Copyright © 2011 by Desiree Holt

ISBN: 978-1-61333-037-1

Cover art by Fiona Jayde and DZR Images

 

All rights reserved. Except for use in any review, the reproduction or utilization of this work, in whole or in part, in any form by any electronic, mechanical or other means now known or hereafter invented, is forbidden without the written permission of the publisher.

 

Published by Decadent Publishing Company, LLC

Look for us online at:

www.decadentpublishing.com

 

 

Joy Ride

 

 

Desiree Holt

 

 

~DEDICATION~

 

 

To Jackie Joyride, the real Marc Malone who inspired me and made me fall in love with the music all over again. You rock, Guitar Man
.

 

 

Chapter One

 

 

“I can’t do this any more.”

Emma Blake pushed herself up from the couch, stared at the man focused intently on the television, and wondered why she didn’t run screaming into the night. All week she’d been restless, almost dreading their usual Saturday night. Pizza, an old movie, and obligatory sex. The lingering aroma of the oh-so-boring cheese and pepperoni still drifted in the air, but an unexpected feeling of nausea grabbed her. As if she’d finally reached her limit.

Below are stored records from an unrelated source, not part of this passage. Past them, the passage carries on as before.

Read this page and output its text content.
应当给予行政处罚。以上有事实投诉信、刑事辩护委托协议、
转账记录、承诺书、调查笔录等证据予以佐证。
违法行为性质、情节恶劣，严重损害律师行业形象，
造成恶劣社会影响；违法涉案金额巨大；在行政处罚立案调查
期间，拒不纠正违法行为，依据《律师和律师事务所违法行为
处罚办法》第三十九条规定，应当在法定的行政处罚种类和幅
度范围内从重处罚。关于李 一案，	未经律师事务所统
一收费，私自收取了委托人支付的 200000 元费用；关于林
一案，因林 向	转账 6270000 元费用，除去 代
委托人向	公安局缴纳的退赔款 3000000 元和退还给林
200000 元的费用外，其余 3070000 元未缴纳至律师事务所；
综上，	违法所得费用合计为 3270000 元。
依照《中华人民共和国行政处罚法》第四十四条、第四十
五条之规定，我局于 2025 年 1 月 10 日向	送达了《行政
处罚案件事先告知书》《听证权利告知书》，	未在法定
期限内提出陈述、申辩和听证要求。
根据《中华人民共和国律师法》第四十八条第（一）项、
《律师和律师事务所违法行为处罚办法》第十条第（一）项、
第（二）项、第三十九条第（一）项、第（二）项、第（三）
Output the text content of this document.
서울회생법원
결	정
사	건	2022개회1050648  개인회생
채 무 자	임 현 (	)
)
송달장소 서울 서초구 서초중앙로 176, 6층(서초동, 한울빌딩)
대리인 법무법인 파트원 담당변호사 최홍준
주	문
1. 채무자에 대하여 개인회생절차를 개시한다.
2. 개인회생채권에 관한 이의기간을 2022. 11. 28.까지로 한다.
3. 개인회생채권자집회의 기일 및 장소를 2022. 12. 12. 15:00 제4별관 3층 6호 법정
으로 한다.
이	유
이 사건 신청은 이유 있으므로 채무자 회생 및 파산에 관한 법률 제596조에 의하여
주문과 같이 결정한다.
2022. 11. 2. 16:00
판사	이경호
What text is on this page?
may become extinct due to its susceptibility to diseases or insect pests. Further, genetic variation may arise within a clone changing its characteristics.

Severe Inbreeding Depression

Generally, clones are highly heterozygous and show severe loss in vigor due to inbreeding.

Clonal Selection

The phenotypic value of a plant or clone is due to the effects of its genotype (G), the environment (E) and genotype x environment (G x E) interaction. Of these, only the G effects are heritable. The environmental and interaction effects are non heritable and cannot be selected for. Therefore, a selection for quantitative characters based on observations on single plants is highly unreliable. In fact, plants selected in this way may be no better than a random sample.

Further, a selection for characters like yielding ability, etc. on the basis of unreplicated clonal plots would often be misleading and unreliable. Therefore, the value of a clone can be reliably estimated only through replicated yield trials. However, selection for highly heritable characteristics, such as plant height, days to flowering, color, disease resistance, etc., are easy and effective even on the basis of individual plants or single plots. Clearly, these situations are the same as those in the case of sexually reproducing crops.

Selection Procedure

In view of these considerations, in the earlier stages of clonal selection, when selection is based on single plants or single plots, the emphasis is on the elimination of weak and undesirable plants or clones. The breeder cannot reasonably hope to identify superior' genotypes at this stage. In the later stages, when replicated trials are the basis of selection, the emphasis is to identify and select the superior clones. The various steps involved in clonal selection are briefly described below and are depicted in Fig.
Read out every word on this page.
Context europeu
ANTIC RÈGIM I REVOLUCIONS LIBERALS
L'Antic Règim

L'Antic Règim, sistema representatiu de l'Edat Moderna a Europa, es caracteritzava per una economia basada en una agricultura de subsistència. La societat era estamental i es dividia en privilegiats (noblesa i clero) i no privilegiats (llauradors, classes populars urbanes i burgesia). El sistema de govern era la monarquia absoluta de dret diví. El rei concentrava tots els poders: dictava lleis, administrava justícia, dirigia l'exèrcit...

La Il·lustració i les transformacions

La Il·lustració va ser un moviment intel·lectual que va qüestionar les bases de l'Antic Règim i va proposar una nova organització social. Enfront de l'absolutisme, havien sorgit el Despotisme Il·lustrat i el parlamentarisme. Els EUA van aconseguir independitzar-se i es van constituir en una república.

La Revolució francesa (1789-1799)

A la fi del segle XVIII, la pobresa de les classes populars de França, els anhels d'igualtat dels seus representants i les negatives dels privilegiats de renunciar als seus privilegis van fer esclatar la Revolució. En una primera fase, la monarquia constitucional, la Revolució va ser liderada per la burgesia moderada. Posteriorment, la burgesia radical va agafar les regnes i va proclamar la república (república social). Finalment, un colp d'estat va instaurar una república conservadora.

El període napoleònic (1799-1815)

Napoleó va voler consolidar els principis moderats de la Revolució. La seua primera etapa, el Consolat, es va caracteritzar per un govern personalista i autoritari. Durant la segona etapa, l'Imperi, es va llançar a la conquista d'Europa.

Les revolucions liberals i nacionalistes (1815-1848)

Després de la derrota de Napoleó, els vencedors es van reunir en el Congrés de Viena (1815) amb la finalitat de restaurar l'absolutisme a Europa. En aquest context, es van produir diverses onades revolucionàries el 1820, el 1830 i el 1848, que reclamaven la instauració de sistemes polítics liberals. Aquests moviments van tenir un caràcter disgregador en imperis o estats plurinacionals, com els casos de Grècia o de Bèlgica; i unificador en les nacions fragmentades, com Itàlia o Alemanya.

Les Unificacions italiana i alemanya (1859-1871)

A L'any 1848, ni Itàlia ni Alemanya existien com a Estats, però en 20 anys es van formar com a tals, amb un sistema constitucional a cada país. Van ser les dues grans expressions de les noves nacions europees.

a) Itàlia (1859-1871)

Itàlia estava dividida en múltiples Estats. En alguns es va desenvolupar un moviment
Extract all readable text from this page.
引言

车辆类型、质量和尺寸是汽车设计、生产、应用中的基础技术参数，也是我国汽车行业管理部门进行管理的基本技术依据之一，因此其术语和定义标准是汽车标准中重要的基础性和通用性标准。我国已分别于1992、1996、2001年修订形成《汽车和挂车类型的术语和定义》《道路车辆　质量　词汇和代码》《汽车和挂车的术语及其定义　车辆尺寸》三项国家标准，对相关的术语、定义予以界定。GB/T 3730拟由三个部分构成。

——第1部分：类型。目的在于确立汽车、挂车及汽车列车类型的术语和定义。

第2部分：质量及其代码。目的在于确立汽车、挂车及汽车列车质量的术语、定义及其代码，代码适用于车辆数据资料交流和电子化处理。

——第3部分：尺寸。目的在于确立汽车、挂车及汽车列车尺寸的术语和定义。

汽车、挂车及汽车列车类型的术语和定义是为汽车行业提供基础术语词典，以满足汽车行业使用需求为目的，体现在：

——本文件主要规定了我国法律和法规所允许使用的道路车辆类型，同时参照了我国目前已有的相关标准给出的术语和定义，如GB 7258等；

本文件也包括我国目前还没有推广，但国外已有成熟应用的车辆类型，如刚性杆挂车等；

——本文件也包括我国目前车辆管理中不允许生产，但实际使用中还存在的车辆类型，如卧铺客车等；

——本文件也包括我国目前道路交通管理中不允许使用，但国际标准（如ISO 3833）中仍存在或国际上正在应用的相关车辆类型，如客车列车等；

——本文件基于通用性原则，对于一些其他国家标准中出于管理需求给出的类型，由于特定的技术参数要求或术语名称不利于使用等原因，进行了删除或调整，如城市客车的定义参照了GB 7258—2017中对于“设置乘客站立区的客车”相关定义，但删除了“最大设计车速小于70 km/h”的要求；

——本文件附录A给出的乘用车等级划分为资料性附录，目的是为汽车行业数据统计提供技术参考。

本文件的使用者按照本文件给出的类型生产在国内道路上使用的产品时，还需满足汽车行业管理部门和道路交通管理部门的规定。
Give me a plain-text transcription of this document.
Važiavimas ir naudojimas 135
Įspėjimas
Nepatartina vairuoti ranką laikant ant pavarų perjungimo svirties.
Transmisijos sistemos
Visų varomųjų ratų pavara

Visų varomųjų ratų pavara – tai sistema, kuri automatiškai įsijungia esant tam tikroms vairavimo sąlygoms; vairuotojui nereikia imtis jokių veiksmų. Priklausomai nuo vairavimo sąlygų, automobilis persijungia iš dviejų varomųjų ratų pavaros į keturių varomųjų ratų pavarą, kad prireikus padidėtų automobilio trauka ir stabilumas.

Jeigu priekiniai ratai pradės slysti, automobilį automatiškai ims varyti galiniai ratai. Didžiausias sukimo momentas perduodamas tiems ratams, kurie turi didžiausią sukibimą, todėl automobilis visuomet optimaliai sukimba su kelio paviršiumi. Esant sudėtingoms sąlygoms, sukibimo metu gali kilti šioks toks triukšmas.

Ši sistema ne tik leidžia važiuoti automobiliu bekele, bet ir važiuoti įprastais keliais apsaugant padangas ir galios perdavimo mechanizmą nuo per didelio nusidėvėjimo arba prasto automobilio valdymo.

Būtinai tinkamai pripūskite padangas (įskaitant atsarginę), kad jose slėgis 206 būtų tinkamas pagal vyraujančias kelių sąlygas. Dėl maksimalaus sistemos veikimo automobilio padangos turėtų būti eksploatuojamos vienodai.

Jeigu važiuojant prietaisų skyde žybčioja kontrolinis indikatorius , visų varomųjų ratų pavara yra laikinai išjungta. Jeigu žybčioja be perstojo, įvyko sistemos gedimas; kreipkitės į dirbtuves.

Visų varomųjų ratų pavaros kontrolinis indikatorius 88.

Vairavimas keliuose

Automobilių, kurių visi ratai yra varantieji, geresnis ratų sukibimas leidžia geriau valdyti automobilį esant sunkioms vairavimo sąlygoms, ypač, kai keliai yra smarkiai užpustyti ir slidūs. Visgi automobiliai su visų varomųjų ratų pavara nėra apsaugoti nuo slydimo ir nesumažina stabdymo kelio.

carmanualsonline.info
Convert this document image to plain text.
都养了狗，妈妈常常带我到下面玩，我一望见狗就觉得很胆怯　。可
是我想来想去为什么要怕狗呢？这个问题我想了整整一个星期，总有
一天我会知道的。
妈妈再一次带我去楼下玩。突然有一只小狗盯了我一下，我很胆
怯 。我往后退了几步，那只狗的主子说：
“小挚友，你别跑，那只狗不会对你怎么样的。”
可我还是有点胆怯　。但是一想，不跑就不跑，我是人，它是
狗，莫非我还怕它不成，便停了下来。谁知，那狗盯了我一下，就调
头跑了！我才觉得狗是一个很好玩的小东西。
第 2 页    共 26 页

Andrew Fielder put the movie they were watching on pause and looked at her, puzzled. “Do what?”

“This.” She waved her hands to encompass the room. The television. Him sprawled into a corner of the couch. “What we’re doing.”

“You mean the movie?” He frowned and started to uncoil himself from the couch. “No problem. I’ll put in another one.”

“No, Andrew.” She wanted to stomp her foot. “I don’t just mean the movie.” She had an instant sensation of suffocating, of the room—maybe her entire life—closing in on her. A feeling that had been creeping up on her the past few days. “I mean
everything
. All of it. This routine. This…this…nothing. Everything.”

He stared at her as if she’d spoken in a foreign language. “Emma, I don’t know what the hell you’re talking about.”

“I know, I know.” She began pacing, frustration threatening to explode inside her. “That’s the problem. You. Just. Don’t. Know.”

Six days ago her college roommate, Jacie Monroe, blew into town on her way to a conference, blooming with the happiness of an exciting marriage, a wonderful child, and a more than fulfilling career. Her satisfaction with life shimmered around her. And just like that, Emma had gone from the flavorless acceptance of her own simple, uneventful life—a life she hadn’t even realized she was dissatisfied with—to a case of raging discontent.

She’d stewed about it all week, hoping it would dissipate when Saturday night rolled around. But instead it only underscored her colorless existence. One minute she’d been happy with the gray she’d always known, then she wanted the bright flashes of color that seemed to sizzle from Jacie.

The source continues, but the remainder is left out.